Ci sono un bel po’ di stereotipi che vengono cancellati, e che dovrebbero far riflettere pure i sindaci di casa nostra, nelle elezioni che oggi incoronano il primo cittadino di New York. Nessun dubbio che ad essere eletto sarà il candidato democratico Eric Adams. Il suo antagonista, il repubblicano Curtis Silwa, lo segue sotto di 40 punti nei sondaggi. Un divario incolmabile pure con un miracolo.
Eric Adams sarà dunque il secondo sindaco afroamericano della Grande Mela
Dopo David Dinkins che ha guidato City Hall tra il 1990 e il 1993. Eric Adams, 60 anni, ex poliziotto, ex capitano del New York City Police Department, assai ostile agli eccessi degli uomini in uniforme, piace a tanti ma non a tutti. I democratici che lo hanno incoronato alle primarie hanno visto in lui l’ex poliziotto in divisa, capace di contrastare ma stando nelle regole, una microcriminalità e pure grande criminalità in crescita, che non fa dormire sonni tranquilli ai newyorkesi e che ha reso la vita difficile al sindaco uscente Bill de Blasio, forse troppo di sinistra e forse dalla mano troppo morbida anche a detta dei democratici.
E qui cade il primo stereotipo sull’inaffidabilità degli afroamericani, sempre accusati di permissivismo e di un eccesso di garantismo nel combattere il crimine. Insomma a Gotham City, pur non rimpiangendo Rudolph Giuliani e la sua feroce “tolleranza zero”, piace il supereroe nero che veglia sulla città e sui suoi affari
Perché come scrive il New York Times «negli ultimi mesi della campagna elettorale un aumento delle sparatorie e degli omicidi ha spinto la sicurezza e il crimine in cima alle priorità degli elettori». Che sia un ex poliziotto, ai tempi di George Floyd e di Black Lives Matter, diventa allora un importante valore aggiunto.
L’elettorato di Eric Adams che dal centro arriva alle periferie
Ma c’è di più. Eric Adams, che dal 2014 è Presidente del Distretto di Brooklyn, alle primarie ha raccolto una montagna di voti nelle zone più disagiate della città dove spesso l’astensione è forte. Pur ricevendo l’endorsement del New York Times e la benedizione di un falco come Robert Murdoch, Eric Adams ha trovato il suo zoccolo duro nella comunità afroamericana e in quella ispanica, tra le meno abbienti, e tra i bianchi moderati. Un’analisi dei flussi elettorali ha dimostrato che non sfonda solo nel cuore di Manhattan, attorno al grattacielo di Donald Trump, dove abitano quelli veramente ricchi, con gli appartamenti che si misurano in centimetri e in milioni di dollari.

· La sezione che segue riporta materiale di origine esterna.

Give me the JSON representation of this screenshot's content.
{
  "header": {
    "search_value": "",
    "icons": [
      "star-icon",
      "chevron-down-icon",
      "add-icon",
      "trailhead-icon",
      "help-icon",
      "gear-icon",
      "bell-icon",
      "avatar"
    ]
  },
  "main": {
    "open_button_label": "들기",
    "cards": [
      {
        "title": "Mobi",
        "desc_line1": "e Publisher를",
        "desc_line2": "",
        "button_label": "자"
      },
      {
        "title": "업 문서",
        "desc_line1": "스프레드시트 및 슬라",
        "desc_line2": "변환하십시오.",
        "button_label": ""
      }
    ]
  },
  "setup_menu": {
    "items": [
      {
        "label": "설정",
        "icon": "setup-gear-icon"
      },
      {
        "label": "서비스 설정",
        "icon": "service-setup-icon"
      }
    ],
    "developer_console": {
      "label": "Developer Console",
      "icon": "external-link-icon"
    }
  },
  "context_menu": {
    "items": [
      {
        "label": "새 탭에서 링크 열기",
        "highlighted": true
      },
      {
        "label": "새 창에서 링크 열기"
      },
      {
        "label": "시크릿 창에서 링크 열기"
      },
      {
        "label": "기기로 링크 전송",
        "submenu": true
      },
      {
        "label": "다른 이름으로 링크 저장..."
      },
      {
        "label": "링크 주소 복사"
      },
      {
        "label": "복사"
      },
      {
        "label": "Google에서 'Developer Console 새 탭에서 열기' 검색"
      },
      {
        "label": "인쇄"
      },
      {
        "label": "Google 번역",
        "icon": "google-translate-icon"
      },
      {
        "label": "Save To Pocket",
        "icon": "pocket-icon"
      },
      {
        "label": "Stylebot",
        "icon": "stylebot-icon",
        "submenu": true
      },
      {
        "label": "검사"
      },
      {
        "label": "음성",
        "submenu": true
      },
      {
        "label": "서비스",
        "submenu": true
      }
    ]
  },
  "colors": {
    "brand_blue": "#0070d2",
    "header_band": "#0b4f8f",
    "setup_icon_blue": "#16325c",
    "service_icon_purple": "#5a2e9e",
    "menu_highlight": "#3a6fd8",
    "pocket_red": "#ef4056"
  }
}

Amato comunque dai democratici facoltosi, da qualche tycoon in vena di cambiamenti, ma pure dai sindacati e dalle comunità di base, il prossimo sindaco di New York è riuscito a tenere ben stretto il fil rouge che lo lega all’elettorato di sempre dei democratici più progressisti e di sinistra
Una cosa che non sembrano aver ben capito alcuni sindaci di casa nostra che gongolano davanti al successo elettorale nelle zone 1 e nei centri storici, pensando che basti tenere lustra l’argenteria delle città per averle belle e scintillanti, dimenticandosi alla grande di chi abita in periferia. Quella periferia evocata in ogni campagna elettorale e poi mai frequentata. Con la conseguenza che in una città come Milano, tanto per dire, al ballottaggio è andato il 47,72% dei milanesi e quasi nessuno delle periferie.
Pensare che Eric Adams possa essere il sindaco più a sinistra che New York abbia mai avuto sarebbe però sbagliato
Lui stesso si definisce un «moderato pragmatico». Uno che ha disseminato Brooklyn di trappole per combattere il flagello dei topi per capirci. Alla fine sarà forse vero che aver indossato la divisa di poliziotto lo indirizzerà nel suo mandato. Che sia uno osservante delle regole anche per chi porta una divisa ci piace, e di questi tempi dove le violenze razziali sono in crescita non è poco. Ma lo Stato di New York è pure quello che ha mandato al Congresso la giovanissima ispanica Alexandria Ocasio-Cortez di ispirazione marxista, di cui per ora di memorabile si ricorda solo qualche scivolone, tipo la casa plurimilionaria che si è concessa, che non qualcosa di veramente radicale. Certo che viste da 6500 chilometri di distanza, queste elezioni di New York, con il vento nuovo che le agita, un po’ ci fanno sognare, sperando che il battito delle ali del colibrì agitato dal vento che spira sull’Hudson, provochi pure qui se non un uragano almeno un cambiamento.